- Directed by: Anita Doron
- Written by: Anita Doron
- Produced by: Anita Doron Erin Faith Young
- Starring: Ekaterina Shchelkanova John Tokatlidis Sarah Harmer
- Cinematography: Anita Doron
- Edited by: Duncan Christie
- Music by: Fernando Albert Yu
- Production companies: Faith Films Riverside Entertainment
- Distributed by: Mongrel Media
- Release date: December 2005 (Whistler);
- Running time: 94 minutes
- Country: Canada
- Languages: English Russian

= The End of Silence (2005 film) =

The End of Silence is a 2005 Canadian romantic drama film, directed by Anita Doron. The film stars Ekaterina Shchelkanova as Darya, a Russian ballerina who decides to abandon her dance company after an argument with her director (Max Ratevosian) while on tour in Toronto; without money and with very little knowledge of English to communicate, she is preparing to return home to Russia on her own when she meets Eddie (John Tokatlidis), who becomes a love interest despite their communication barriers.

The film also stars Sarah Harmer as Nora, Eddie's ex-wife who remains friendly with him despite their separation, and who also becomes a friend and employer to Darya.

==Production==
Doron stated that she was interested in making a film about communicating through and around silence, as well as in depicting a strong, healthy and supportive friendship between women rather than the more common filmic depiction of female friendships as competitive or duplicitous. She has also stated that she was influenced by the video diaries of Jim Jarmusch.
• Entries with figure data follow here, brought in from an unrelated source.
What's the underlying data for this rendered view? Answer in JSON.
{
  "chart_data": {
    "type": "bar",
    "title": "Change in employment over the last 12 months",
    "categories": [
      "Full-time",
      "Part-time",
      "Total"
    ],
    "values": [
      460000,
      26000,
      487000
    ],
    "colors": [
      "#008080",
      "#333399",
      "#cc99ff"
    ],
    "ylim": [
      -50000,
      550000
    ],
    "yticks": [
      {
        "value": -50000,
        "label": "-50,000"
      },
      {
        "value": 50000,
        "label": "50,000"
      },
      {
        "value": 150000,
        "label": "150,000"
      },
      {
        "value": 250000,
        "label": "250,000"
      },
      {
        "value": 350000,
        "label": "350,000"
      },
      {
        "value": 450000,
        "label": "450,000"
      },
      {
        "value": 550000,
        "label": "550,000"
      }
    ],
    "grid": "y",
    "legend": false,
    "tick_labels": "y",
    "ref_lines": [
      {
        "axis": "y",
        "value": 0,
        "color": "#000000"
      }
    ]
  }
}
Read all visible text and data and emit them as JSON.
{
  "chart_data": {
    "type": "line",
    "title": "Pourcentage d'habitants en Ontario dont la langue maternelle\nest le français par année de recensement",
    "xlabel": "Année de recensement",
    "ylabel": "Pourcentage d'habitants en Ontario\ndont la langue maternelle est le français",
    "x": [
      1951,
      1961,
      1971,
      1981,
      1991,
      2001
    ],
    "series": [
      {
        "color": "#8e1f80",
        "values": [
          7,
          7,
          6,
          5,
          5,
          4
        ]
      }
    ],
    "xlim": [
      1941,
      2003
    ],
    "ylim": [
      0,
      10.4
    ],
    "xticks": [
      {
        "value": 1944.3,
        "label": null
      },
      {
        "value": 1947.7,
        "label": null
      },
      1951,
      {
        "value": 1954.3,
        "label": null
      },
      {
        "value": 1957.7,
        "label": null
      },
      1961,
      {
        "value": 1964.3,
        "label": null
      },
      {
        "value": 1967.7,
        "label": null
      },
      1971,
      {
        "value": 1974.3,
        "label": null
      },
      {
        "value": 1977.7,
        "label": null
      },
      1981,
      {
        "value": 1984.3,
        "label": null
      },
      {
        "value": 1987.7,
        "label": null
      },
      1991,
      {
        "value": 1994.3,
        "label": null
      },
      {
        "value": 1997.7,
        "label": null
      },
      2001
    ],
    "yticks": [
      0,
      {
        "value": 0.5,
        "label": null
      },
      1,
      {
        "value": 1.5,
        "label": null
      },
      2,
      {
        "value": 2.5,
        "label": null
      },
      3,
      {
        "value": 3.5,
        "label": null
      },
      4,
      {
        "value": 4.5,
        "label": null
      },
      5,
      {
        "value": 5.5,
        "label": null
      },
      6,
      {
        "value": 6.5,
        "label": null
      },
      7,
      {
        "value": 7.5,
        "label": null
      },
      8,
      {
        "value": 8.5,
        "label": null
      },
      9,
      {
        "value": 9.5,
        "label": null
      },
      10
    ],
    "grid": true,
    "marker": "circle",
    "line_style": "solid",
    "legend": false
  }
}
The film was Harmer's first-ever acting role. Despite her renown as a musician, however, she did not contribute music to the film's soundtrack, as she and Doron agreed on the importance of maintaining a separation between Harmer's music and acting; however, her real-life friends Tanis Rideout, Luther Wright and Chris Brown have small roles in the film as friends of Nora's. Harmer has also stated that she played Nora as a more repressed and uptight version of herself, rather than trying to create a character more dissimilar to herself.

==Distribution==
The film premiered in the Borsos Competition program at the 2005 Whistler Film Festival. It was subsequently screened at the 2006 Canadian Filmmakers Festival, where it won the award for Best Feature Film.